I recently received this request from one of our service providers: “Is there a way to trace the failover actions in Veeam Cloud Connect, so that I can figure out the consumption of the virtual environment?”. As I never tried before to figure out this one myself, I thought it was time to hit the lab and learn more about it.
The Failover events
Veeam Cloud Connect Replication (VCC-R) leverages a virtualized environment to replicated tenants’ virtual machines, ready to be powered up when needed. For the majority of the time, the main consumption of the provider resources are bandwidth and storage, used to transfer data and to store them into the virtual disks of the virtual machines. But when a failover is started, either a test failover or a real one, also CPU and memory are consumed. And since a service provider wants to measure and bill tenants for the service, there’s a need to trace these information.
Whenever a failover is performed, this operation is logged into VBR, under the History section of the software, like this:
However, the provider asked specifically for the Windows Event Viewer. Well, as a proper windows application, VCC-R (technically, Veeam Backup & Replication, of which VCC-R is a sub-component) records many events into the Event Viewer, under a dedicated log:
By looking at the dates of the invoked Failover, we can clearly identify two records in the Veeam Event Viewer.
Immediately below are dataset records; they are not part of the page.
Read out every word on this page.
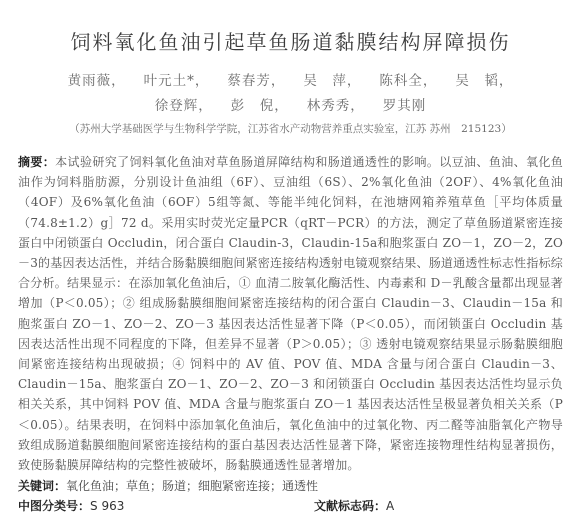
饲料氧化鱼油引起草鱼肠道黏膜结构屏障损伤
黄雨薇， 叶元土*， 蔡春芳， 吴　萍， 陈科全， 吴　韬，
徐登辉， 彭　倪， 林秀秀， 罗其刚
（苏州大学基础医学与生物科学学院，江苏省水产动物营养重点实验室，江苏 苏州　215123）
摘要：本试验研究了饲料氧化鱼油对草鱼肠道屏障结构和肠道通透性的影响。以豆油、鱼油、氧化鱼油作为饲料脂肪源，分别设计鱼油组（6F）、豆油组（6S）、2%氧化鱼油（2OF）、4%氧化鱼油（4OF）及6%氧化鱼油（6OF）5组等氮、等能半纯化饲料，在池塘网箱养殖草鱼［平均体质量（74.8±1.2）g］72 d。采用实时荧光定量PCR（qRT－PCR）的方法，测定了草鱼肠道紧密连接蛋白中闭锁蛋白 Occludin，闭合蛋白 Claudin-3，Claudin-15a和胞浆蛋白 ZO－1，ZO－2，ZO－3的基因表达活性，并结合肠黏膜细胞间紧密连接结构透射电镜观察结果、肠道通透性标志性指标综合分析。结果显示：在添加氧化鱼油后，① 血清二胺氧化酶活性、内毒素和 D－乳酸含量都出现显著增加（P＜0.05）；② 组成肠黏膜细胞间紧密连接结构的闭合蛋白 Claudin－3、Claudin－15a 和胞浆蛋白 ZO－1、ZO－2、ZO－3 基因表达活性显著下降（P＜0.05），而闭锁蛋白 Occludin 基因表达活性出现不同程度的下降，但差异不显著（P＞0.05）；③ 透射电镜观察结果显示肠黏膜细胞间紧密连接结构出现破损；④ 饲料中的 AV 值、POV 值、MDA 含量与闭合蛋白 Claudin－3、Claudin－15a、胞浆蛋白 ZO－1、ZO－2、ZO－3 和闭锁蛋白 Occludin 基因表达活性均显示负相关关系，其中饲料 POV 值、MDA 含量与胞浆蛋白 ZO－1 基因表达活性呈极显著负相关关系（P＜0.05）。结果表明，在饲料中添加氧化鱼油后，氧化鱼油中的过氧化物、丙二醛等油脂氧化产物导致组成肠道黏膜细胞间紧密连接结构的蛋白基因表达活性显著下降，紧密连接物理性结构显著损伤，致使肠黏膜屏障结构的完整性被破坏，肠黏膜通透性显著增加。
关键词：氧化鱼油；草鱼；肠道；细胞紧密连接；通透性
中图分类号：S 963	文献标志码：A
Let’s start with a partial failover. The start of the failover is logged in Event 26800:
In the details, we can read the XML content of the event that has additional information, and I’ve cut here the important ones:
<Provider Name="Veeam MP" /> <EventID Qualifiers="0">26800</EventID> <TimeCreated SystemTime="2018-03-18T08:20:59.000000000Z" /> <EventRecordID>2137</EventRecordID> <Channel>Veeam Backup</Channel> <Computer>vbr.cloudconnect.local</Computer> <Data>vm-157</Data> <Data>Trying to start tenant's replica</Data>
A couple of notes: the time is UTC based, and since my servers are running in Central Europe Time, the on-screen time is 09:20 while the log states 08.20, but they are in reality the same time. Also, we read in the log vm-157, and if we go into vCenter to check what’s this machine, we find that it is indeed the replicated VM:
By correlating this information with Cloud Connect, a service provider can identify which VM has been started during a failover, and who’s the tenant the VM belongs to. By querying also in vCenter the amount of CPU and memory that the VM has, they can count CPU/minute and Memory/minute values, to eventually charge the tenant.
In the same way, there is Event 26900 when the failover is stopped:
The details in the XML files are the same as before, except the different event number.
What about a full failover? In my example, a VCC Failover Plan has three virtual machines:
Looking at Windows Event Viewer, the situation is actually very similar to the partial failover:
We have the same EventID 26800, this time obviously one for each virtual machine that is part of the failover plan. And inside each of them, there’s the same information about which VM is powered on. This is good, since in a failover plan there may be delays between the boot of multiple VMs, so if a provider counts the power-on time by the seconds, they can properly trace these information.
And at the end, just like for the partial failover, the EventID 26900 is recorded for the end of the failover.